Avoid "Disk cache database error" when running multiple instances on HPC
dekuenstle opened this issue · 8 comments
On our attempt to render many images simultaneously with mitsuba on an HPC system, Dr.Jit crashes if multiple renderings are scheduled to run on the same compute node:
Critical Dr.Jit compiler failure: jit_optix_check(): API error 7012 (OPTIX_ERROR_DISK_CACHE_DATABASE_ERROR): "Disk cache database error" in /project/ext/drjit-core/src/optix_api.cpp:382.
I assume that Dr.Jit tries to write a cache to a location where a previously started process has written its cache (and locked it).
Could you please help us debugging, i.e. by answering (a) Where are the caches stored? and (b) is there any way to configure the cache location?
Thanks in advance!
Looks like your ~/.drjit/optix7cache.db
file was corrupted (which should not happen since OptiX locks the file when it is concurrently accessed). Is it possible that you are using NFS or a similar network file system? Possibly that defeats the mechanism.
Thanks for the prompt response!
I assume the problem is, that ~/.drjit
is shared across all nodes and our FS is not handling the locking properly––is there a configuration (environment variable for the cache location) such that every instance can write its own directory?
The path is computed here: https://github.com/mitsuba-renderer/drjit-core/blob/master/src/init.cpp#L88, and we don't provide a good way of customizing it atm. You could try overwriting the HOME
environment variable as a workaround.
Thanks, overwriting HOME
appears to be a workaround for us, but could have side effects for others.

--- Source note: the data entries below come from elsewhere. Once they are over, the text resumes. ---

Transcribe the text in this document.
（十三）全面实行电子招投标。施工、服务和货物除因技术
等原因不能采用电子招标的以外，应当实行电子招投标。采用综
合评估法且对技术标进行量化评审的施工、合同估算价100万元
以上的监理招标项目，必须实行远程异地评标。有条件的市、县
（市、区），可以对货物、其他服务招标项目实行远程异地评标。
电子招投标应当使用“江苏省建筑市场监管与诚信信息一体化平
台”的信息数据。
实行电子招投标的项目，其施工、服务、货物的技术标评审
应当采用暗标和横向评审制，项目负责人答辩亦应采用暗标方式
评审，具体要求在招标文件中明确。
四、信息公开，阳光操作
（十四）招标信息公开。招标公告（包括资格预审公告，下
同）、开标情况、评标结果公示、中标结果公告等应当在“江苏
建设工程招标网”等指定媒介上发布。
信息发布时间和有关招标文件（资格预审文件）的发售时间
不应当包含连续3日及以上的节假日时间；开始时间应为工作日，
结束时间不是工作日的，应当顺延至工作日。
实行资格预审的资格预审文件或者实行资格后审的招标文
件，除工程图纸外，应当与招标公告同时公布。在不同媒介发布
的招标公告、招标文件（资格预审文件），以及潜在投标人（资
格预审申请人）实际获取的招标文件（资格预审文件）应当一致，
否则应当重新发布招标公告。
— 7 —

You might consider introducing a custom environment variable for the cache because this shared-home caching is the only issue that we observed with the massive parallelization of mitsuba/Dr.Jit on HPC clusters (and many HPC clusters have such a shared HOME
). Otherwise, it works like a charm! Thanks for your work and the quick support :-)
Out of interest, this is an HPC system with OptiX-capable GPUs? It sounds really fancy!
It's a cluster that is typically used with deep learning frameworks (TensorFlow, PyTorch), so the nodes are equipped with 2080TI or V100 GPUs; they work for rendering many variations of a scene as well ;-)
Hello, I'm facing the same problem, in more or less the same HPC setting. I was wondering if you're planning to address this in a future mitsuba/dr jit release, or should I try a workaround instead?
Thanks,
NK